Je rentre à Bruxelles, le petit garçon qui quinze jours plus tôt nous disait en partant mais n’oubliez pas quand même que vous habitez ici un peu hein a grandi autant que le chat numéro 3. Ces quinze jours en France sont passés vite ; j’ai à peine eu le temps de retrouver Lyon que je l’avais déjà quittée à nouveau ; heureusement quelques verres à l’Epicerie, quelques heures avec les amies qu’on garde, et puis l’Auvergne, et la famille en plein, je me dis que c’était peut-être la dernière fois où on croit encore au Père-Noël, où les petites sont assez petites pour l’émerveillement du matin du 25. Je fais une terrine de noix que ma grand-mère mange en disant ce ne doit pas être désagréable tous les jours, d’être végétarien, j’embrasse ma petite sœur qui est partie aujourd’hui pour l’Argentine et va y rester des mois, je lui rends son étreinte, je voudrais que ça dise je t’aime profite prends soin de toi découvre aventure-toi poursuis ta route, oui, tout ça à la fois.

Après une journée de train, je rejoins A. à la gare de Rennes et nous terminons le voyage ensemble, le temps de nous remettre de nos trajets respectifs en râlant puis en rigolant.
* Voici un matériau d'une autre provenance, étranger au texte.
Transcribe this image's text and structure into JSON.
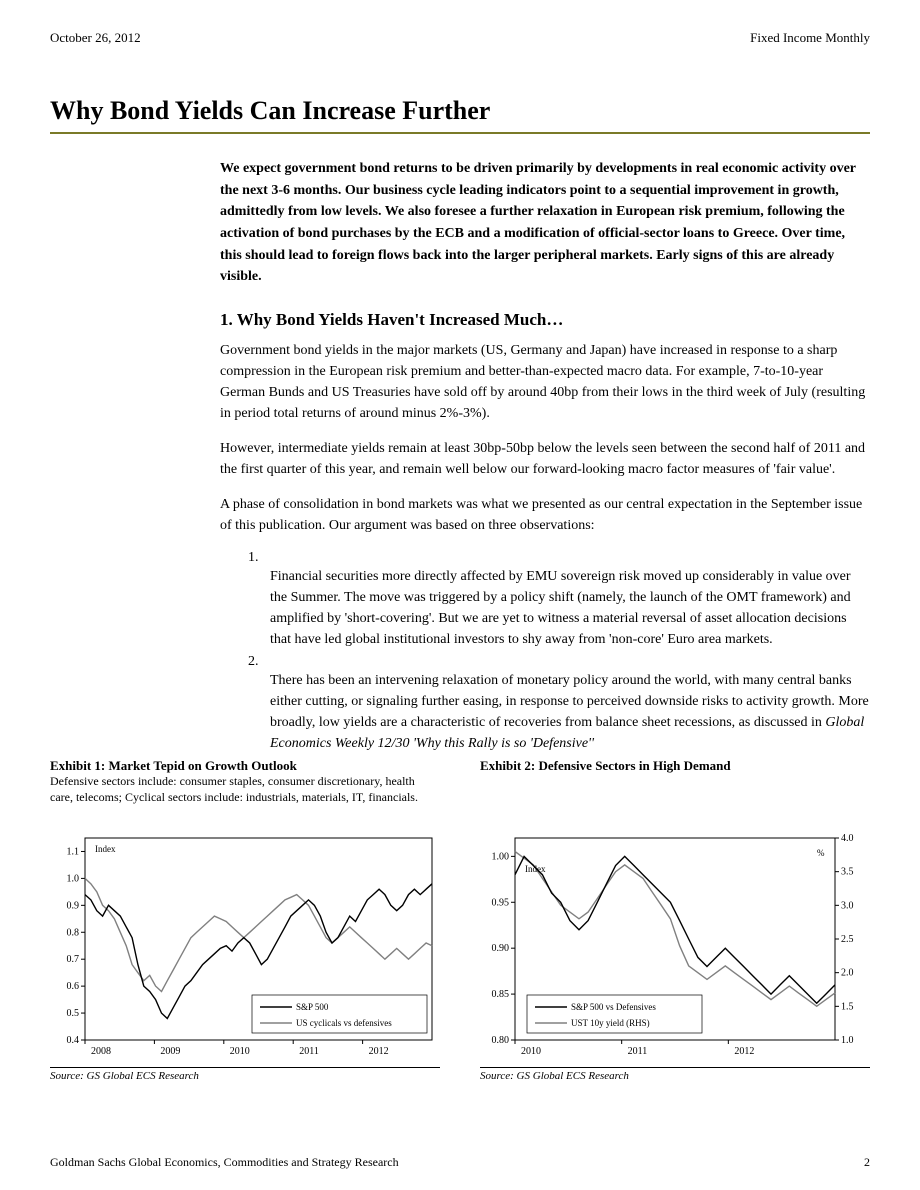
{
  "header": {
    "date": "October 26, 2012",
    "publication": "Fixed Income Monthly"
  },
  "title": "Why Bond Yields Can Increase Further",
  "intro": "We expect government bond returns to be driven primarily by developments in real economic activity over the next 3-6 months. Our business cycle leading indicators point to a sequential improvement in growth, admittedly from low levels. We also foresee a further relaxation in European risk premium, following the activation of bond purchases by the ECB and a modification of official-sector loans to Greece. Over time, this should lead to foreign flows back into the larger peripheral markets. Early signs of this are already visible.",
  "section1_heading": "1. Why Bond Yields Haven't Increased Much…",
  "para1": "Government bond yields in the major markets (US, Germany and Japan) have increased in response to a sharp compression in the European risk premium and better-than-expected macro data. For example, 7-to-10-year German Bunds and US Treasuries have sold off by around 40bp from their lows in the third week of July (resulting in period total returns of around minus 2%-3%).",
  "para2": "However, intermediate yields remain at least 30bp-50bp below the levels seen between the second half of 2011 and the first quarter of this year, and remain well below our forward-looking macro factor measures of 'fair value'.",
  "para3": "A phase of consolidation in bond markets was what we presented as our central expectation in the September issue of this publication. Our argument was based on three observations:",
  "list_n1": "1.",
  "list_item1": "Financial securities more directly affected by EMU sovereign risk moved up considerably in value over the Summer. The move was triggered by a policy shift (namely, the launch of the OMT framework) and amplified by 'short-covering'. But we are yet to witness a material reversal of asset allocation decisions that have led global institutional investors to shy away from 'non-core' Euro area markets.",
  "list_n2": "2.",
  "list_item2_a": "There has been an intervening relaxation of monetary policy around the world, with many central banks either cutting, or signaling further easing, in response to perceived downside risks to activity growth. More broadly, low yields are a characteristic of recoveries from balance sheet recessions, as discussed in ",
  "list_item2_b": "Global Economics Weekly 12/30 'Why this Rally is so 'Defensive''",
  "exhibit1": {
    "title": "Exhibit 1: Market Tepid on Growth Outlook",
    "subtitle": "Defensive sectors include: consumer staples, consumer discretionary, health care, telecoms; Cyclical sectors include: industrials, materials, IT, financials.",
    "source": "Source: GS Global ECS Research",
    "type": "line",
    "index_label": "Index",
    "y_ticks": [
      0.4,
      0.5,
      0.6,
      0.7,
      0.8,
      0.9,
      1.0,
      1.1
    ],
    "x_ticks": [
      "2008",
      "2009",
      "2010",
      "2011",
      "2012"
    ],
    "ylim": [
      0.4,
      1.15
    ],
    "legend": [
      "S&P 500",
      "US cyclicals vs defensives"
    ],
    "colors": {
      "sp500": "#000000",
      "cyc_def": "#808080",
      "border": "#000000",
      "bg": "#ffffff"
    },
    "line_width": 1.4,
    "sp500": [
      0.94,
      0.92,
      0.88,
      0.86,
      0.9,
      0.88,
      0.86,
      0.82,
      0.78,
      0.68,
      0.6,
      0.58,
      0.55,
      0.5,
      0.48,
      0.52,
      0.56,
      0.6,
      0.62,
      0.65,
      0.68,
      0.7,
      0.72,
      0.74,
      0.75,
      0.73,
      0.76,
      0.78,
      0.76,
      0.72,
      0.68,
      0.7,
      0.74,
      0.78,
      0.82,
      0.86,
      0.88,
      0.9,
      0.92,
      0.9,
      0.86,
      0.8,
      0.76,
      0.78,
      0.82,
      0.86,
      0.84,
      0.88,
      0.92,
      0.94,
      0.96,
      0.94,
      0.9,
      0.88,
      0.9,
      0.94,
      0.96,
      0.94,
      0.96,
      0.98
    ],
    "cyc_def": [
      1.0,
      0.98,
      0.95,
      0.9,
      0.88,
      0.85,
      0.8,
      0.75,
      0.68,
      0.65,
      0.62,
      0.64,
      0.6,
      0.58,
      0.62,
      0.66,
      0.7,
      0.74,
      0.78,
      0.8,
      0.82,
      0.84,
      0.86,
      0.85,
      0.84,
      0.82,
      0.8,
      0.78,
      0.8,
      0.82,
      0.84,
      0.86,
      0.88,
      0.9,
      0.92,
      0.93,
      0.94,
      0.92,
      0.9,
      0.86,
      0.82,
      0.78,
      0.76,
      0.78,
      0.8,
      0.82,
      0.8,
      0.78,
      0.76,
      0.74,
      0.72,
      0.7,
      0.72,
      0.74,
      0.72,
      0.7,
      0.72,
      0.74,
      0.76,
      0.75
    ]
  },
  "exhibit2": {
    "title": "Exhibit 2: Defensive Sectors in High Demand",
    "source": "Source: GS Global ECS Research",
    "type": "line",
    "index_label": "Index",
    "pct_label": "%",
    "y_left_ticks": [
      0.8,
      0.85,
      0.9,
      0.95,
      1.0
    ],
    "y_right_ticks": [
      1.0,
      1.5,
      2.0,
      2.5,
      3.0,
      3.5,
      4.0
    ],
    "x_ticks": [
      "2010",
      "2011",
      "2012"
    ],
    "ylim_left": [
      0.8,
      1.02
    ],
    "ylim_right": [
      1.0,
      4.0
    ],
    "legend": [
      "S&P 500 vs Defensives",
      "UST 10y yield (RHS)"
    ],
    "colors": {
      "spdef": "#000000",
      "ust": "#808080",
      "border": "#000000",
      "bg": "#ffffff"
    },
    "line_width": 1.4,
    "spdef": [
      0.98,
      1.0,
      0.99,
      0.98,
      0.96,
      0.95,
      0.93,
      0.92,
      0.93,
      0.95,
      0.97,
      0.99,
      1.0,
      0.99,
      0.98,
      0.97,
      0.96,
      0.95,
      0.93,
      0.91,
      0.89,
      0.88,
      0.89,
      0.9,
      0.89,
      0.88,
      0.87,
      0.86,
      0.85,
      0.86,
      0.87,
      0.86,
      0.85,
      0.84,
      0.85,
      0.86
    ],
    "ust": [
      3.8,
      3.7,
      3.6,
      3.4,
      3.2,
      3.0,
      2.9,
      2.8,
      2.9,
      3.1,
      3.3,
      3.5,
      3.6,
      3.5,
      3.4,
      3.2,
      3.0,
      2.8,
      2.4,
      2.1,
      2.0,
      1.9,
      2.0,
      2.1,
      2.0,
      1.9,
      1.8,
      1.7,
      1.6,
      1.7,
      1.8,
      1.7,
      1.6,
      1.5,
      1.6,
      1.7
    ]
  },
  "footer": {
    "left": "Goldman Sachs Global Economics, Commodities and Strategy Research",
    "page": "2"
  }
}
Cette semaine en Bretagne, avec les belles balades, le marché du dimanche matin, le vent qui chasse les nuages, les soirées jeux, la mer depuis la fenêtre, l’Auberge espagnole qu’on regarde pour la énième fois alors qu’on le connaît tous par cœur, et les autres films qu’on regarde ensemble, et dont on parle pendant tout ce temps ensuite ; cette semaine avec nos heures calmes, le temps d’écriture presque quotidien, les discussions à deux, à trois, les fous rires à plein. Le 31, nous préparons un repas tous ensemble, chacun cuisinant ce qu’il a envie de faire goûter aux autres, chacun avec sa touche de soi ; délicieuse liqueur de poire, et je passe ma robe noire ; A. dit, mais pff, tu as tellement la classe comme ça, et moi qui ris, verre à la main, vue sur la mer, et l’air de rien, bye bye hier, les bonnes résolutions qu’on se choisit les uns pour les autres, peut-être que c’est plus facile comme ça.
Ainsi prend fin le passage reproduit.